Impact of end-group modifications and planarity on BDP-based non-fullerene acceptors for high-performance organic solar cells by using DFT approach

• Published in: Journal of molecular modeling Vol. 28; no. 12; p. 397
• Main Authors: Saeed, Muhammad Umar, Hadia, N. M. A., Iqbal, Javed, Hessien, M. M., Shawky, Ahmed M., Ans, Muhammad, Alatawi, Naifa S., Khera, Rasheed Ahmad
• Format: Journal Article
• Language: English
• Published: Berlin/Heidelberg Springer Berlin Heidelberg 01.12.2022; Springer Nature B.V
• Subjects: Carrier mobility; Characterization and Evaluation of Materials; Charge distribution; Charge transfer; Chemistry; Chemistry and Materials Science; Computer Appl. in Life Sciences; Computer Applications in Chemistry; Conjugation; Current carriers; Density functional theory; Density of states; Electromagnetic absorption; Energy conversion efficiency; Fullerenes; Molecular Medicine; Molecular orbitals; Open circuit voltage; Optical properties; Optoelectronics; Original Paper; Parameters; Photovoltaic cells; Pyrroles - chemistry; Solar cells; Static Electricity; Theoretical and Computational Chemistry; BDP-based small molecules; Molecular planarity parameter; Computational study; Reorganization energies
• ISSN: 1610-2940; 0948-5023
• DOI: 10.1007/s00894-022-05382-7

With the aim to enhance the photovoltaic properties of organic solar cells (OSCs), seven new non-fullerene acceptors ( K1 – K7 ) have been designed by end-group modifications of benzo[2,1-b:3,4-b’]bis(4H-dithieno[3,2-b:2’,3’-d]pyrrole) (BDP)–based small molecule “MH” (which is taken as our reference R ) using computational techniques.

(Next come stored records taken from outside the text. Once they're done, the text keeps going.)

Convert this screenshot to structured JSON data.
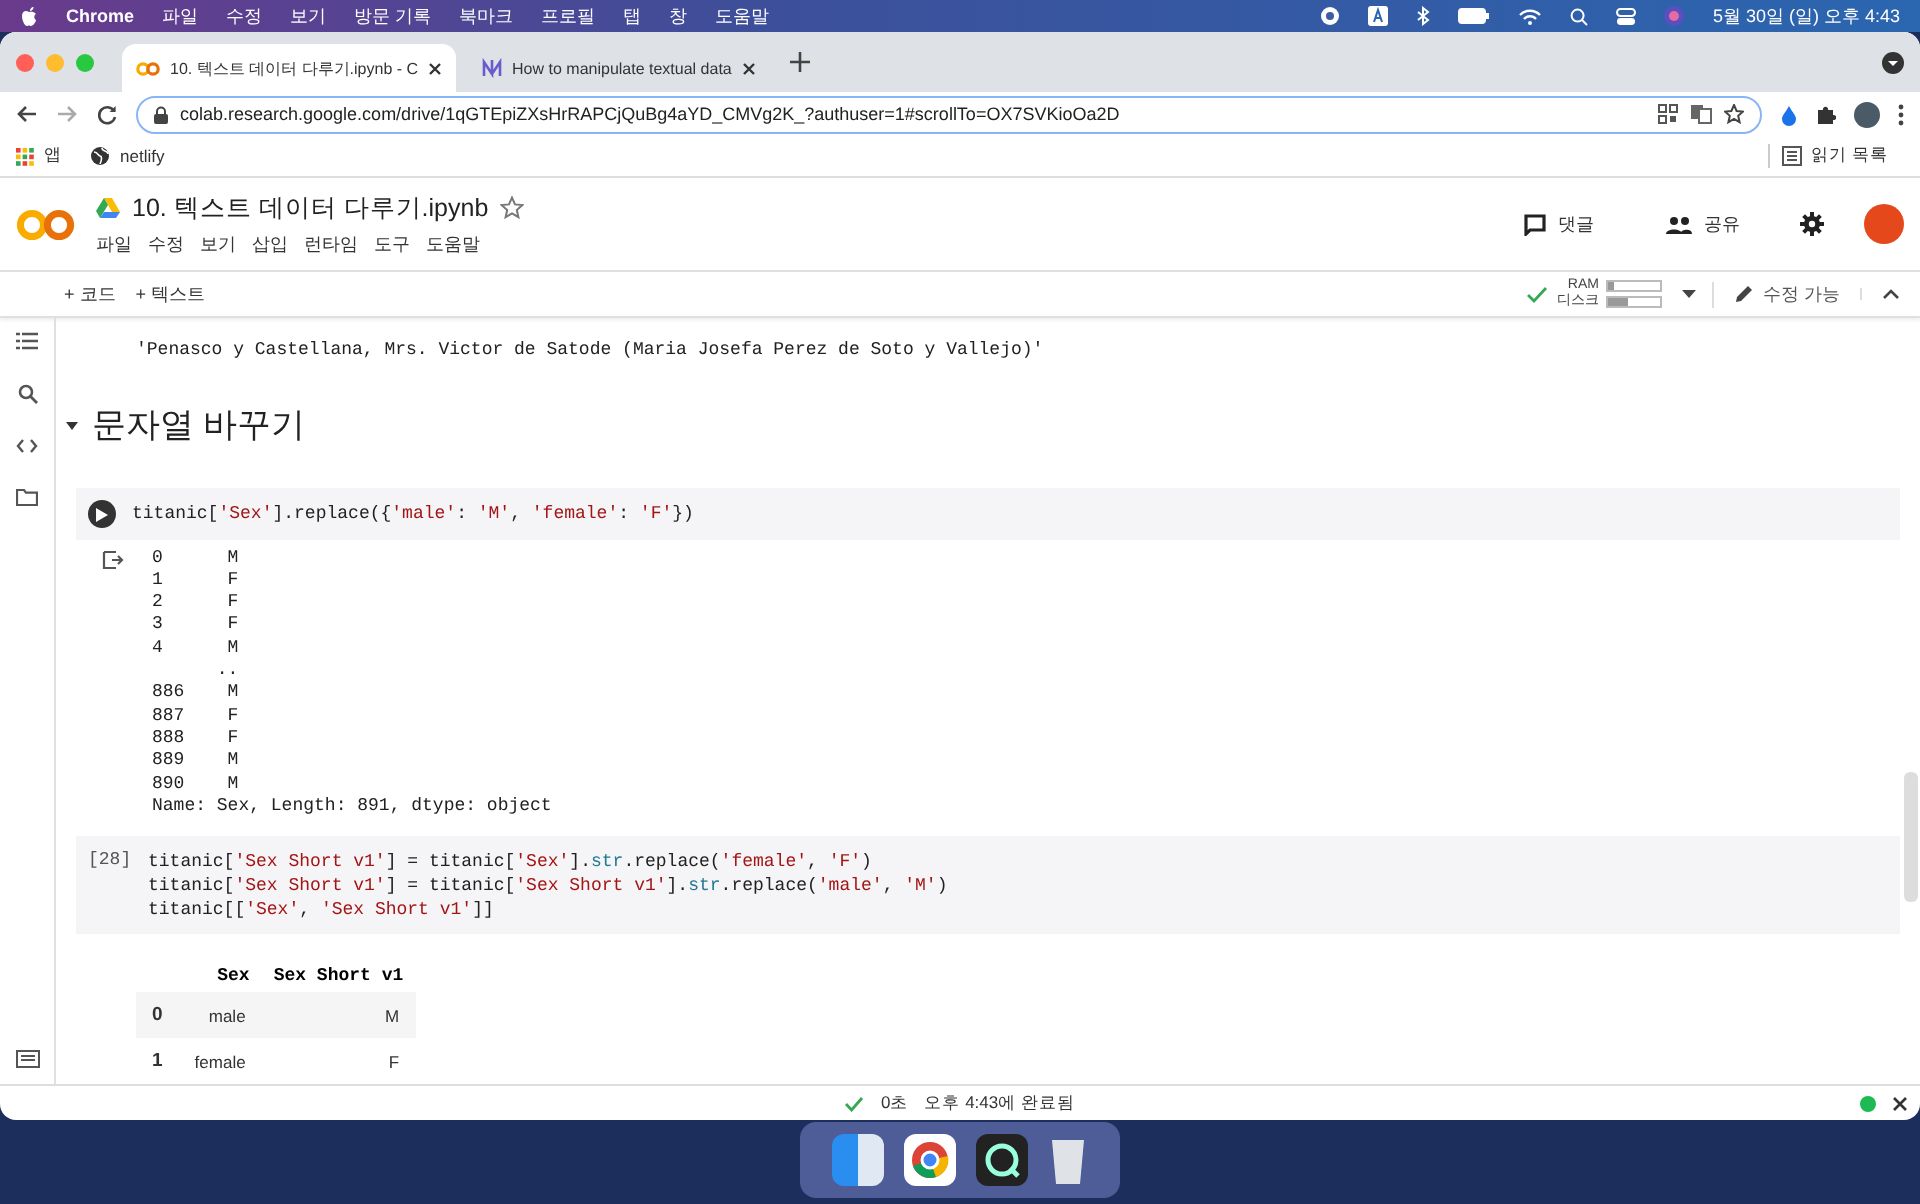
{
  "menubar": {
    "app": "Chrome",
    "menus": [
      "파일",
      "수정",
      "보기",
      "방문 기록",
      "북마크",
      "프로필",
      "탭",
      "창",
      "도움말"
    ],
    "clock": "5월 30일 (일) 오후 4:43"
  },
  "tabs": [
    {
      "title": "10. 텍스트 데이터 다루기.ipynb - C",
      "selected": true
    },
    {
      "title": "How to manipulate textual data",
      "selected": false
    }
  ],
  "address": {
    "url": "colab.research.google.com/drive/1qGTEpiZXsHrRAPCjQuBg4aYD_CMVg2K_?authuser=1#scrollTo=OX7SVKioOa2D"
  },
  "bookmarks": [
    {
      "kind": "apps",
      "label": "앱"
    },
    {
      "kind": "site",
      "label": "netlify"
    }
  ],
  "reading_list": "읽기 목록",
  "notebook": {
    "title": "10. 텍스트 데이터 다루기.ipynb",
    "menus": [
      "파일",
      "수정",
      "보기",
      "삽입",
      "런타임",
      "도구",
      "도움말"
    ],
    "comment": "댓글",
    "share": "공유"
  },
  "toolbar": {
    "add_code": "+ 코드",
    "add_text": "+ 텍스트",
    "resources": [
      {
        "label": "RAM",
        "level": 0.08
      },
      {
        "label": "디스크",
        "level": 0.38
      }
    ],
    "edit_mode": "수정 가능"
  },
  "cells": [
    {
      "kind": "output",
      "lines": [
        "'Penasco y Castellana, Mrs. Victor de Satode (Maria Josefa Perez de Soto y Vallejo)'"
      ]
    },
    {
      "kind": "heading",
      "text": "문자열 바꾸기",
      "expanded": true
    },
    {
      "kind": "code",
      "lines": [
        [
          {
            "kind": "plain",
            "text": "titanic["
          },
          {
            "kind": "string",
            "text": "'Sex'"
          },
          {
            "kind": "plain",
            "text": "].replace({"
          },
          {
            "kind": "string",
            "text": "'male'"
          },
          {
            "kind": "plain",
            "text": ": "
          },
          {
            "kind": "string",
            "text": "'M'"
          },
          {
            "kind": "plain",
            "text": ", "
          },
          {
            "kind": "string",
            "text": "'female'"
          },
          {
            "kind": "plain",
            "text": ": "
          },
          {
            "kind": "string",
            "text": "'F'"
          },
          {
            "kind": "plain",
            "text": "})"
          }
        ]
      ]
    },
    {
      "kind": "output",
      "lines": [
        "0      M",
        "1      F",
        "2      F",
        "3      F",
        "4      M",
        "      ..",
        "886    M",
        "887    F",
        "888    F",
        "889    M",
        "890    M",
        "Name: Sex, Length: 891, dtype: object"
      ]
    },
    {
      "kind": "code",
      "execution_count": "[28]",
      "lines": [
        [
          {
            "kind": "plain",
            "text": "titanic["
          },
          {
            "kind": "string",
            "text": "'Sex Short v1'"
          },
          {
            "kind": "plain",
            "text": "] = titanic["
          },
          {
            "kind": "string",
            "text": "'Sex'"
          },
          {
            "kind": "plain",
            "text": "]."
          },
          {
            "kind": "attr",
            "text": "str"
          },
          {
            "kind": "plain",
            "text": ".replace("
          },
          {
            "kind": "string",
            "text": "'female'"
          },
          {
            "kind": "plain",
            "text": ", "
          },
          {
            "kind": "string",
            "text": "'F'"
          },
          {
            "kind": "plain",
            "text": ")"
          }
        ],
        [
          {
            "kind": "plain",
            "text": "titanic["
          },
          {
            "kind": "string",
            "text": "'Sex Short v1'"
          },
          {
            "kind": "plain",
            "text": "] = titanic["
          },
          {
            "kind": "string",
            "text": "'Sex Short v1'"
          },
          {
            "kind": "plain",
            "text": "]."
          },
          {
            "kind": "attr",
            "text": "str"
          },
          {
            "kind": "plain",
            "text": ".replace("
          },
          {
            "kind": "string",
            "text": "'male'"
          },
          {
            "kind": "plain",
            "text": ", "
          },
          {
            "kind": "string",
            "text": "'M'"
          },
          {
            "kind": "plain",
            "text": ")"
          }
        ],
        [
          {
            "kind": "plain",
            "text": "titanic[["
          },
          {
            "kind": "string",
            "text": "'Sex'"
          },
          {
            "kind": "plain",
            "text": ", "
          },
          {
            "kind": "string",
            "text": "'Sex Short v1'"
          },
          {
            "kind": "plain",
            "text": "]]"
          }
        ]
      ]
    },
    {
      "kind": "table",
      "columns": [
        "Sex",
        "Sex Short v1"
      ],
      "rows": [
        {
          "index": "0",
          "cells": [
            "male",
            "M"
          ]
        },
        {
          "index": "1",
          "cells": [
            "female",
            "F"
          ]
        }
      ]
    }
  ],
  "status": {
    "duration": "0초",
    "completed": "오후 4:43에 완료됨"
  }
}
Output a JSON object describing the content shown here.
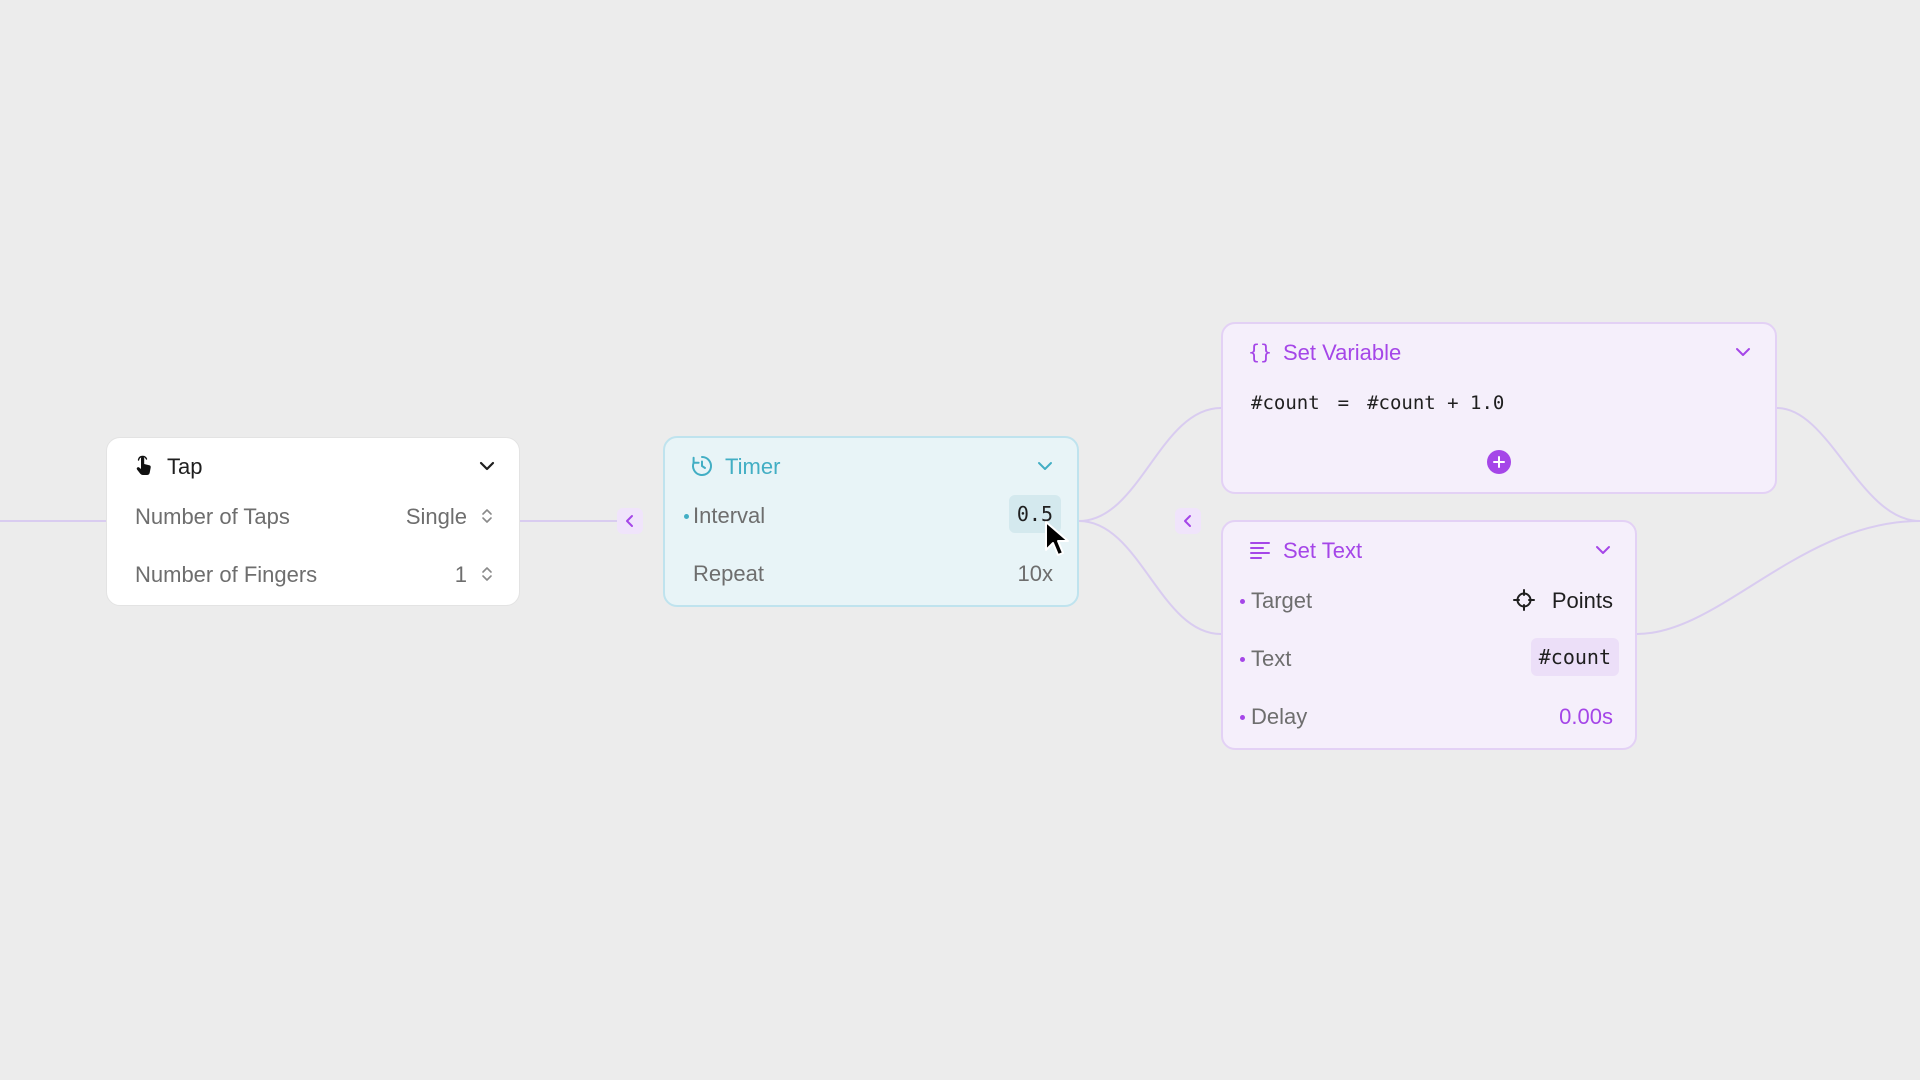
{
  "colors": {
    "canvas": "#ececec",
    "wire": "#d9ccf0",
    "purple": "#a546e8",
    "teal": "#42aec4",
    "grey_text": "#6e6e6e",
    "dark_text": "#1f1f1f"
  },
  "tap_node": {
    "title": "Tap",
    "icon": "hand-tap-icon",
    "rows": [
      {
        "label": "Number of Taps",
        "value": "Single"
      },
      {
        "label": "Number of Fingers",
        "value": "1"
      }
    ]
  },
  "timer_node": {
    "title": "Timer",
    "icon": "timer-icon",
    "rows": [
      {
        "label": "Interval",
        "value": "0.5"
      },
      {
        "label": "Repeat",
        "value": "10x"
      }
    ]
  },
  "set_variable_node": {
    "title": "Set Variable",
    "icon": "braces-icon",
    "expression": {
      "variable": "#count",
      "operator": "=",
      "value": "#count + 1.0"
    }
  },
  "set_text_node": {
    "title": "Set Text",
    "icon": "text-align-icon",
    "rows": [
      {
        "label": "Target",
        "value": "Points"
      },
      {
        "label": "Text",
        "value": "#count"
      },
      {
        "label": "Delay",
        "value": "0.00s"
      }
    ]
  }
}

To investigate their various optoelectronic parameters, DFT studies were applied using the B3LYP functional at 6-31G (d, p) basis set. The measurement of molecular planarity parameter (MPP) and span of deviation from plane (SDP) confirmed the planar geometries of these structures resulting in enhanced conjugation. Frontier molecular orbital (FMO) and density of states (DOS) analyses confirmed shorter band gaps of K1 – K7 as compared to R , which promotes charge transfer in them. Optical properties demonstrated that these compounds have absorption range from 692 to 711 nm, quite better than the 684 nm of reference R . Molecular electrostatic potential (MEP) and Mulliken’ charge distribution analysis also revealed the presence of epic charge separation in these structures. K1 – K7 showed enhanced LHE values as compared to R putting emphasis on their better abilities to produce charge carrier by absorption of light. Reorganization energies showed that all newly designed compound could have better rate of charge carrier mobility (except K4 ) than R . Calculations of open-circuit voltage ( V oc ) and fill factor (FF) revealed its highest values for K3 and K4 . Among newly designed molecules, K3 showed betterment in all its investigated parameters, making it a strong candidate to get enhanced power conversion efficiencies of OSCs.